McCulloch and Pitts described how the most complex and magical processes—ideas—arise from the accumulation, the calculus, of the simplest possible particles of logic. They believed that the essential nature of neurons was that they could be either quiescent or excited. Intelligence and consciousness were just the complex interaction of simple logical switches.
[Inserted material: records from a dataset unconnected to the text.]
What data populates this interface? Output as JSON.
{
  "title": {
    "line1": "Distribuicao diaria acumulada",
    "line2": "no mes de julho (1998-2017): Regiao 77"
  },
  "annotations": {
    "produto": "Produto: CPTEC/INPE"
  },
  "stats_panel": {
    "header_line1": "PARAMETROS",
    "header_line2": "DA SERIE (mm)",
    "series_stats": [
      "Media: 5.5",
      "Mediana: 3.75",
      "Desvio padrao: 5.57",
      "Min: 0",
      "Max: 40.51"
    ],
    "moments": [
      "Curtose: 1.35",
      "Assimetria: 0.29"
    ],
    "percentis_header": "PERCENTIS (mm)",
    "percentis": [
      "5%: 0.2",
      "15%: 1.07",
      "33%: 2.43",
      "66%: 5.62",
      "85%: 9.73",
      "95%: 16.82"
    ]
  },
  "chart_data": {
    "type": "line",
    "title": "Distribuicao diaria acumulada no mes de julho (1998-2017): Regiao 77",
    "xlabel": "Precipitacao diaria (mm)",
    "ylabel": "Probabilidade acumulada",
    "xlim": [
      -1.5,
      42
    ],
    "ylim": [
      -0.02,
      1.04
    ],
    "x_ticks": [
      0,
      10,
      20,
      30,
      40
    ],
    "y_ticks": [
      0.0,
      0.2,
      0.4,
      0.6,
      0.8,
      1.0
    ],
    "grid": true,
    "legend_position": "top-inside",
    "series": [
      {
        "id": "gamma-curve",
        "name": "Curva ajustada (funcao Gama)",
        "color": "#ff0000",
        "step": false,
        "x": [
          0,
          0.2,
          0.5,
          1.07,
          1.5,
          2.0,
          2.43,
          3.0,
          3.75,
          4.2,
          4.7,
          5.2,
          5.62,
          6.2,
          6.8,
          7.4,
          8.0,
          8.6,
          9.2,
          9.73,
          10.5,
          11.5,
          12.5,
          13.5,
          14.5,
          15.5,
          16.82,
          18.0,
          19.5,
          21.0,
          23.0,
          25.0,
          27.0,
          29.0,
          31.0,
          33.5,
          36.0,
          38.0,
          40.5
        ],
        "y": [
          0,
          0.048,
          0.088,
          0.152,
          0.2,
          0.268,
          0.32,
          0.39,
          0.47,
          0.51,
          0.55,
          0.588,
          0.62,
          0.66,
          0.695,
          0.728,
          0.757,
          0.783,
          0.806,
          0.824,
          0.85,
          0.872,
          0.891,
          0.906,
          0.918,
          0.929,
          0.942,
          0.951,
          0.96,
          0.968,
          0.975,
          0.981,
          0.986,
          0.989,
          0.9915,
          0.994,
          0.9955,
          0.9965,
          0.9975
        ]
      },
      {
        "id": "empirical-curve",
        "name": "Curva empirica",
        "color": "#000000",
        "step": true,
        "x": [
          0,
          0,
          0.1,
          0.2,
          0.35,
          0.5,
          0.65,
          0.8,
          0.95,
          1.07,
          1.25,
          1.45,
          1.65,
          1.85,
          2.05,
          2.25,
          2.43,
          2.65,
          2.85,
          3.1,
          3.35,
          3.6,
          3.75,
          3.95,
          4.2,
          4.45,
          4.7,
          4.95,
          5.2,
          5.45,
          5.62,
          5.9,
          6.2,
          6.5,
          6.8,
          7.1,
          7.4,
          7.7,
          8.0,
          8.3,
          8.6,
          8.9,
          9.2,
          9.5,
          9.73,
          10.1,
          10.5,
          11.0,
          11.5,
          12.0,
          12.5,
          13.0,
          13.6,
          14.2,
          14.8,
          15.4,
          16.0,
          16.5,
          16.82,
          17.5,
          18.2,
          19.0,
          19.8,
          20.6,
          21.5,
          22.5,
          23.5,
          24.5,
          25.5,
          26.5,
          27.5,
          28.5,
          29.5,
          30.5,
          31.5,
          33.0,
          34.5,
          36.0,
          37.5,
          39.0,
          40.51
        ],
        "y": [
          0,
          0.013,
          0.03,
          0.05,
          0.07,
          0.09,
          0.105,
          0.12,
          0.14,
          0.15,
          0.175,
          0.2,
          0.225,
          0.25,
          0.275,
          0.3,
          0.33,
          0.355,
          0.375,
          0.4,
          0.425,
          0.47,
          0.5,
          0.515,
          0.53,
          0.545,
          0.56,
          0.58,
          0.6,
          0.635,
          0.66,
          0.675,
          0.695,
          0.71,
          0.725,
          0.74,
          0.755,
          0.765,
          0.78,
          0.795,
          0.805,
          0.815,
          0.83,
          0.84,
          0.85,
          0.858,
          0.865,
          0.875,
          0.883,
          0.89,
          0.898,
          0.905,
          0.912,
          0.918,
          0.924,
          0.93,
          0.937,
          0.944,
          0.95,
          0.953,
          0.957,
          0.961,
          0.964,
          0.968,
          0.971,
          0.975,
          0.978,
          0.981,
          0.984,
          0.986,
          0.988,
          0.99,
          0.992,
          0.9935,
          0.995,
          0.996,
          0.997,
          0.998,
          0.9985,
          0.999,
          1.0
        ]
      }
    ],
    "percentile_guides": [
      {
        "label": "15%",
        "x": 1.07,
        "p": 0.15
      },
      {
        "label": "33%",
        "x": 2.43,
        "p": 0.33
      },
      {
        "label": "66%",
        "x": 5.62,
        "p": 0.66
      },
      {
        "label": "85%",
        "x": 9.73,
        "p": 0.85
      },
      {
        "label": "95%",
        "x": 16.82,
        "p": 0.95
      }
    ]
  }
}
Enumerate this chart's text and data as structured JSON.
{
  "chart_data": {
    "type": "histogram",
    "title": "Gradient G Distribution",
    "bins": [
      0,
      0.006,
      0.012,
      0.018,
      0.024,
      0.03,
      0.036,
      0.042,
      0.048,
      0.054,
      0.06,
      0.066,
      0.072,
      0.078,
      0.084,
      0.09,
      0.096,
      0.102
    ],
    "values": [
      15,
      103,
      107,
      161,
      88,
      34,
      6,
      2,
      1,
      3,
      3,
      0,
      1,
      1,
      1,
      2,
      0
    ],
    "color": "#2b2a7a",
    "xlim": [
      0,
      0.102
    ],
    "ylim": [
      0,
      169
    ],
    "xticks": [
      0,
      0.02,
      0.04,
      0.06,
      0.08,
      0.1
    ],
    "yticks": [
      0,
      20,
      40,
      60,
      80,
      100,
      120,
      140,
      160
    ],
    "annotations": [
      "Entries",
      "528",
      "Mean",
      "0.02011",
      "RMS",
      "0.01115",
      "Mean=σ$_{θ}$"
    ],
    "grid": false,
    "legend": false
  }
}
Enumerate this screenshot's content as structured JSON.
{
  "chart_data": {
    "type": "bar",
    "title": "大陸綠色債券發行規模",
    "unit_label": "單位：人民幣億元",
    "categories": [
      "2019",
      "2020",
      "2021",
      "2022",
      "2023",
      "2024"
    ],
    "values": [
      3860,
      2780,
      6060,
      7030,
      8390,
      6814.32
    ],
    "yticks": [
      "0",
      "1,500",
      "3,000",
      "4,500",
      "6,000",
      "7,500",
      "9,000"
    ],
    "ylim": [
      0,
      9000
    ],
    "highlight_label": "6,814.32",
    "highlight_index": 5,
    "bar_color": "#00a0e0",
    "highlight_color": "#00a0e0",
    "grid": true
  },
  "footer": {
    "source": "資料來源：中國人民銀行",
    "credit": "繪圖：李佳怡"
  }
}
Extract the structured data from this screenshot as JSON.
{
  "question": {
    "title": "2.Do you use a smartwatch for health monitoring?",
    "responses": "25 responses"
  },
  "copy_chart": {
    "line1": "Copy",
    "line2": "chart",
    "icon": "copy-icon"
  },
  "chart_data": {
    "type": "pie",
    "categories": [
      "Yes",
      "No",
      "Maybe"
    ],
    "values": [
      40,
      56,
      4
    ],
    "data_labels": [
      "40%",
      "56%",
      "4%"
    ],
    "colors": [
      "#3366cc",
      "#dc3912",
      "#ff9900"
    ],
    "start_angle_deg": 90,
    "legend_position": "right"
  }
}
To understand McCulloch and Pitts's vision, imagine a checkerboard of alternating light and dark squares. Now imagine the squares are connected by logical rules so that flipping one square, say, from dark to light, changes the colors of other squares, and so on. Even with only the sixty-four squares of the checkerboard, the patterns that can arise are unimaginably varied. Now imagine a cloud of a billion checkerboards, all interconnected. The unfathomable structure of the cloud is illuminated by lightning flashes of the tiny light squares flickering and streaking among the dark squares. If we delve into the cloud and regard a single checkerboard, we can follow the rules that flip dark to light, zero to one, false to true, quiescent to excited. But the behavior of the entire cloud is beyond comprehension. That is the logical calculus of the ideas immanent in nervous activity.

Any machine that, like the checkerboard cloud, calculates using discrete processes can be emulated by a Turing machine. If the human brain is a discrete calculating machine, then the brain is a computer. Since all computers are essentially equivalent, it should be possible to construct a computer to emulate the brain. McCulloch and Pitts were guided by this reasoning even before anyone had successfully built a digital computer.

A Logical Calculus, inspired by Turing and Wiener, went on to inspire all the cyberneticists in the 1940s and 1950s.